Andrew Ng é um cientista da computação e empreendedor amplamente reconhecido por ter ajudado a levar a educação em aprendizado de máquina a um público massivo. Professor adjunto da Universidade Stanford, ele fundou o projeto Google Brain em 2011, aplicando computação distribuída em larga escala ao aprendizado profundo e ajudando a demonstrar, em um experimento amplamente divulgado em 2012, que uma rede neural treinada em quadros de vídeo não rotulados do YouTube podia aprender a reconhecer gatos sem que lhe fosse dito o que era um gato - uma ilustração pública inicial da aprendizagem de representação em escala por aprendizado não supervisionado e autossupervisionado.
Coursera e educação em ML para o mercado de massa
Em 2011, Ng ministrou um curso online de aprendizado de máquina em Stanford que atraiu mais de 100.000 inscritos, uma experiência que o levou a cofundar a Coursera em 2012 com a também professora de Stanford Daphne Koller. A Coursera tornou-se uma das maiores plataformas de cursos online abertos massivos, e o próprio curso de Machine Learning de Ng na plataforma, seguido posteriormente por uma Especialização em Deep Learning produzida por meio de sua empresa deeplearning.ai, está entre os cursos técnicos mais inscritos já disponibilizados online, sendo creditado por treinar uma grande parcela de uma geração de engenheiros de aprendizado de máquina atuantes fora dos programas tradicionais de ciência da computação.

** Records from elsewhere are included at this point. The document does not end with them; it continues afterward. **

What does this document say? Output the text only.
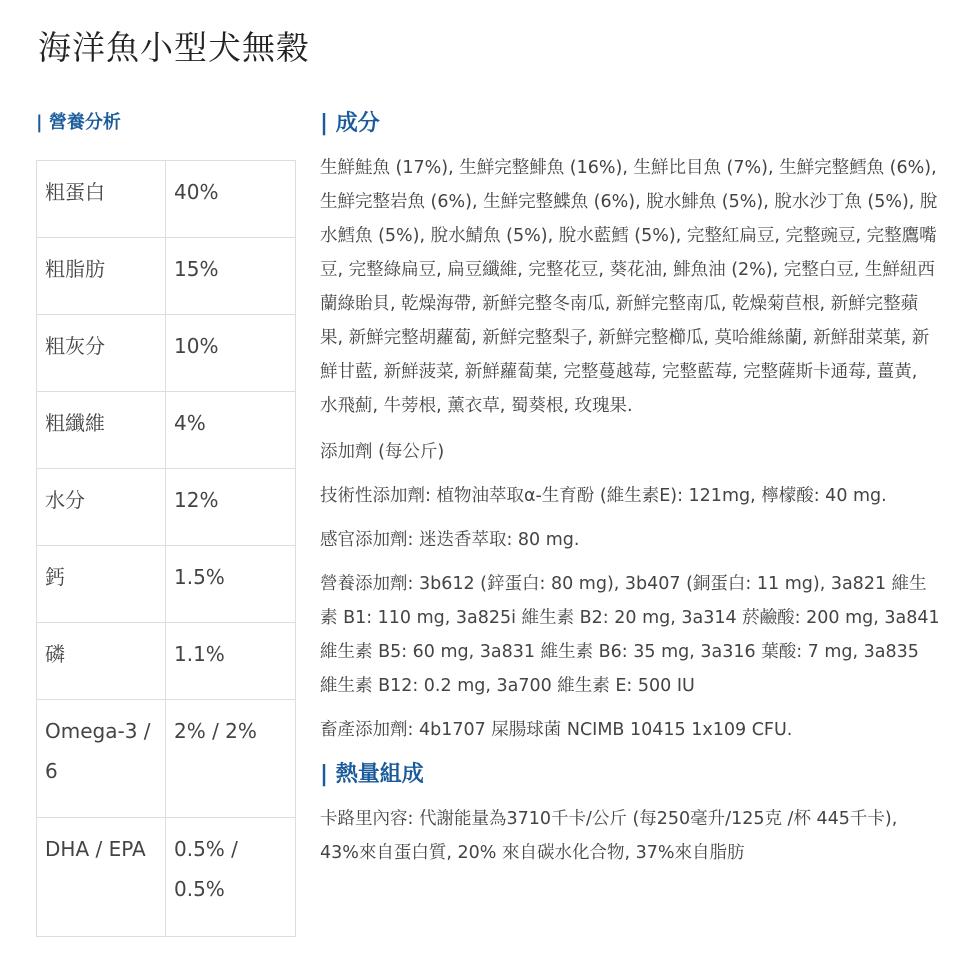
海洋魚小型犬無穀
| 營養分析
粗蛋白	40%
粗脂肪	15%
粗灰分	10%
粗纖維	4%
水分	12%
鈣	1.5%
磷	1.1%
Omega-3 / 6	2% / 2%
DHA / EPA	0.5% / 0.5%
| 成分

生鮮鮭魚 (17%), 生鮮完整鯡魚 (16%), 生鮮比目魚 (7%), 生鮮完整鱈魚 (6%), 生鮮完整岩魚 (6%), 生鮮完整鰈魚 (6%), 脫水鯡魚 (5%), 脫水沙丁魚 (5%), 脫水鱈魚 (5%), 脫水鯖魚 (5%), 脫水藍鱈 (5%), 完整紅扁豆, 完整豌豆, 完整鷹嘴豆, 完整綠扁豆, 扁豆纖維, 完整花豆, 葵花油, 鯡魚油 (2%), 完整白豆, 生鮮紐西蘭綠貽貝, 乾燥海帶, 新鮮完整冬南瓜, 新鮮完整南瓜, 乾燥菊苣根, 新鮮完整蘋果, 新鮮完整胡蘿蔔, 新鮮完整梨子, 新鮮完整櫛瓜, 莫哈維絲蘭, 新鮮甜菜葉, 新鮮甘藍, 新鮮菠菜, 新鮮蘿蔔葉, 完整蔓越莓, 完整藍莓, 完整薩斯卡通莓, 薑黃, 水飛薊, 牛蒡根, 薰衣草, 蜀葵根, 玫瑰果.

添加劑 (每公斤)

技術性添加劑: 植物油萃取α-生育酚 (維生素E): 121mg, 檸檬酸: 40 mg.

感官添加劑: 迷迭香萃取: 80 mg.

營養添加劑: 3b612 (鋅蛋白: 80 mg), 3b407 (銅蛋白: 11 mg), 3a821 維生素 B1: 110 mg, 3a825i 維生素 B2: 20 mg, 3a314 菸鹼酸: 200 mg, 3a841 維生素 B5: 60 mg, 3a831 維生素 B6: 35 mg, 3a316 葉酸: 7 mg, 3a835 維生素 B12: 0.2 mg, 3a700 維生素 E: 500 IU

畜產添加劑: 4b1707 屎腸球菌 NCIMB 10415 1x109 CFU.

| 熱量組成

卡路里內容: 代謝能量為3710千卡/公斤 (每250毫升/125克 /杯 445千卡), 43%來自蛋白質, 20% 來自碳水化合物, 37%來自脂肪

Baidu e empreendimentos posteriores
De 2014 a 2017, Ng atuou como cientista-chefe na Baidu, onde construiu e liderou o Grupo de IA da empresa, trabalhando em reconhecimento de fala, visão computacional e outros sistemas de IA aplicados para o mercado chinês, além de popularizar a frase "IA é a nova eletricidade" para descrever o papel esperado da IA como uma tecnologia de propósito geral comparável à eletrificação. Após deixar a Baidu, ele fundou a deeplearning.ai (educação), a Landing AI (aplicações industriais de visão computacional) e o AI Fund, um estúdio de venture capital que apoia startups de IA, e continuou a defender a adoção prática e focada em aplicações do aprendizado de máquina em indústrias tradicionais, em vez de um foco restrito apenas em pesquisa de fronteira.
Influência e posições públicas
Ng tem sido uma voz visível ao argumentar que os danos práticos de curto prazo e os ganhos de produtividade da IA merecem mais atenção do que as preocupações de risco existencial de longo horizonte, o que o coloca, por vezes, em desacordo com pesquisadores como Yoshua Bengio sobre a urgência da regulamentação de segurança da IA, embora concorde amplamente quanto ao potencial econômico transformador do aprendizado profundo e, posteriormente, dos modelos de linguagem de grande escala. Ele também testemunhou a legisladores que uma regulamentação excessivamente ampla da IA corre o risco de desacelerar a inovação benéfica mais do que prevenir danos, uma postura que o tornou uma referência frequente nos debates políticos sobre o quão estritamente governar a tecnologia.